New hepatitis C treatment, sofosbuvir in India: People Before Profit or Smart Strategic Decision?

New hepatitis C treatment is novel and creative, but not novel and creative enough

new hepatitis c treatment in India

 

On 13 January 2015 India has rejected Gilead’s patent application for the new hepatitis C treatment, sofosbuvir. HCV advocates all over the world applauded to this brave decision, but little do we know about the reasons behind it.

India’s patent system: a reason for thriving pharmaceutical industry

India’s patent system is quite controversial, and particularly in what concerns pharmaceutical industry. Until 2005, only “process patents” existed according to India’s Patents Act. This basically meant that pharmaceutical companies could recreate another company’s product by simply making changes to production process. Process patent system was the reason why Indian pharmaceutical industry prospered and became one of the world’s largest.

India has made it to the list of the countries that “present the most significant concerns regarding insufficient [intellectual property rights] protection or enforcement”, according to United States Trade Representative.

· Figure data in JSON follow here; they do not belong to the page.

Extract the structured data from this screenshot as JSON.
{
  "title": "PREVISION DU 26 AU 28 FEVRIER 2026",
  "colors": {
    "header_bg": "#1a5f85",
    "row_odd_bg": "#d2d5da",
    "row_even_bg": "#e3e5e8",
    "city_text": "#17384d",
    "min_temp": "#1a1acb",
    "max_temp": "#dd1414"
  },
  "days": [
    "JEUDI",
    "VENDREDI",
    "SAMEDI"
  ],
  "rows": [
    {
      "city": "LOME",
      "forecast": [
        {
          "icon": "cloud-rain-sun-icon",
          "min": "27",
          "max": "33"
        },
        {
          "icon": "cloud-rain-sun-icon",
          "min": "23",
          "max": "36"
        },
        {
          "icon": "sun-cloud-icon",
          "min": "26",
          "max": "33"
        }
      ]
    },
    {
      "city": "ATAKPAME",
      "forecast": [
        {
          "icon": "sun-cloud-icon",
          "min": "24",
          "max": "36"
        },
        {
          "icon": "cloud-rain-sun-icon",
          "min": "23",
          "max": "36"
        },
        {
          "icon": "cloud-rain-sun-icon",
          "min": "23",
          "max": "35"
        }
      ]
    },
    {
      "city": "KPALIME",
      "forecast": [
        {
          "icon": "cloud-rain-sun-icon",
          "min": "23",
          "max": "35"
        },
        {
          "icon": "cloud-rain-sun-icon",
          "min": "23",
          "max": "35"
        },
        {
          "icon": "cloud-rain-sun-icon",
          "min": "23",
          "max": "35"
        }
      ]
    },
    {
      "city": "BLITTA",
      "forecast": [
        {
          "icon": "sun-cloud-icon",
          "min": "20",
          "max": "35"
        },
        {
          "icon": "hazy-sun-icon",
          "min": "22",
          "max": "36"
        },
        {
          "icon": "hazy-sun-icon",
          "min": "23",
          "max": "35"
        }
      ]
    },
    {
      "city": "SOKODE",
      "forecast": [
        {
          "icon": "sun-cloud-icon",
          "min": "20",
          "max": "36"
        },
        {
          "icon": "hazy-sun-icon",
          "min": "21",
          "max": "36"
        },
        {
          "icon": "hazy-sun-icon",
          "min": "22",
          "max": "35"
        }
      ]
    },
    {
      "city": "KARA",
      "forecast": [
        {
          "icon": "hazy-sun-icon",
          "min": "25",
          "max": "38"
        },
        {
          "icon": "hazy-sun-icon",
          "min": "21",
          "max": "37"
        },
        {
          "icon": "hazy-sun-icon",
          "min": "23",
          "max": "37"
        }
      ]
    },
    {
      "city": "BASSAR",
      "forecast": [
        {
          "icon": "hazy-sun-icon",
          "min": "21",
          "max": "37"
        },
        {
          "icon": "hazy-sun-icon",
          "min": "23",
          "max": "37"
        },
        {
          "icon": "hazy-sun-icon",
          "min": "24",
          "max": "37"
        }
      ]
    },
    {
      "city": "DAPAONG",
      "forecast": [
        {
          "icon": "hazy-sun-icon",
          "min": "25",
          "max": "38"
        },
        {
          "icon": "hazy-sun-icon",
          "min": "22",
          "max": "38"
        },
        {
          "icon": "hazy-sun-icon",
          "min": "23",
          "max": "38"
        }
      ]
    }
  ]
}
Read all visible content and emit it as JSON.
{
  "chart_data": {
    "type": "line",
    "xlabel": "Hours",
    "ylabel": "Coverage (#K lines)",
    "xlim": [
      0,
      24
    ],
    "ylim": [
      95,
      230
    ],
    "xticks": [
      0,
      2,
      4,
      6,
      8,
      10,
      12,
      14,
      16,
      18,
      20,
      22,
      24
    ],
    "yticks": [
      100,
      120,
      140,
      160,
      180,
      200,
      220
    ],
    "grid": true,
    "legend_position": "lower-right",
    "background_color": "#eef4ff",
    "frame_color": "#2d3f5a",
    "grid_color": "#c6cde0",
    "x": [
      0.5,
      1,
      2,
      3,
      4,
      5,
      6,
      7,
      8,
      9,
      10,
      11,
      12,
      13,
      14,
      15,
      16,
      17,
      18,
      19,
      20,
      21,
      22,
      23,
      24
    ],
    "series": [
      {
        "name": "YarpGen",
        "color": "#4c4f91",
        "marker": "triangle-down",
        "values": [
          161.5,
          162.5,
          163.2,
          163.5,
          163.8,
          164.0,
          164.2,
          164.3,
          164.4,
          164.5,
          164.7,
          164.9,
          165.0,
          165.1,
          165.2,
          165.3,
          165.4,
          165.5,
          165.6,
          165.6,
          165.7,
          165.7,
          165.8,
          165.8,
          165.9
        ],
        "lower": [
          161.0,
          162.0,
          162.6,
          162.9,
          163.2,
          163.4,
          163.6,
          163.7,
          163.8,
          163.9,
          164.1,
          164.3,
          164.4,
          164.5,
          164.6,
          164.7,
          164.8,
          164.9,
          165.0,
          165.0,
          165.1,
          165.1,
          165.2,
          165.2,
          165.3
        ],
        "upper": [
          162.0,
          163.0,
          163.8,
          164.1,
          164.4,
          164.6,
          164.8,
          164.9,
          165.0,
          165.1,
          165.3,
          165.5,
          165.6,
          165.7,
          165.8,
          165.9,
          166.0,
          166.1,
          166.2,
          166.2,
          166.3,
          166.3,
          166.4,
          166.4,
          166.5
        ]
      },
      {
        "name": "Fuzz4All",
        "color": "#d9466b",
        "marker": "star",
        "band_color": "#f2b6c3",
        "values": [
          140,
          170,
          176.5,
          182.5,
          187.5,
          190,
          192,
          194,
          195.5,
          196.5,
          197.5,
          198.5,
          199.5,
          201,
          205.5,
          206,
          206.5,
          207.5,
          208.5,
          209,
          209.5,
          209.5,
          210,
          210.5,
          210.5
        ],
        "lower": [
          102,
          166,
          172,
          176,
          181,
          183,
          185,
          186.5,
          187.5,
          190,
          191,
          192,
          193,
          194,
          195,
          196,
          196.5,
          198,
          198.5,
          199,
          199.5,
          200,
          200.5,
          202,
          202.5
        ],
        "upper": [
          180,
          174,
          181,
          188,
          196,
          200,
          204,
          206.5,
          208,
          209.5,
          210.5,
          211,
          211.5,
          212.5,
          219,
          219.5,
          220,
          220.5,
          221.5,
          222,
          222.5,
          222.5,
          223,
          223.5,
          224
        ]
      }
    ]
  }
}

The current India’s patent system was put in place in 2005 and allows the companies patenting the substance and not just the process of producing it. However, to avoid all the cheating when the companies make minor changes in order to refresh their patent, a provision was put in place (so-called section 3(d)):

“the mere discovery of a new form of a known substance which does not result in the enhancement of the known efficacy of that substance or the mere discovery of any new property or new use for a known substance or of the mere use of a known process, machine or apparatus unless such known process results in a new product or employs at least one new reactant [are not inventions within the meaning of this act].”

Section 3(d) and the therapeutic efficacy requirement was cited in the patent office’s decision to reject Gilead’s patent application.

New hepatitis C treatment is novel and creative, but creativity is not the point

The decision agrees that the changes described in the application make sofosbuvir “novel and inventive.” However, “a molecule with minor changes in addition to the novelty must show significantly enhanced therapeutic efficacy as compared to the nearest prior art molecule which is structurally and functionally close,” decision says. This “closest prior art,” in case of sofosbuvir, is a compound D1 (patent WO2001/92282).

According to the Patent’s Office Decision, the application does not have sufficient data to prove this required therapeutic efficacy improvement. Attention though, it might only mean that Gilead needs to acquire more data before filing another patent application, and that the battle over the patent for the miraculously effective new hepatitis C treatment isn’t final yet.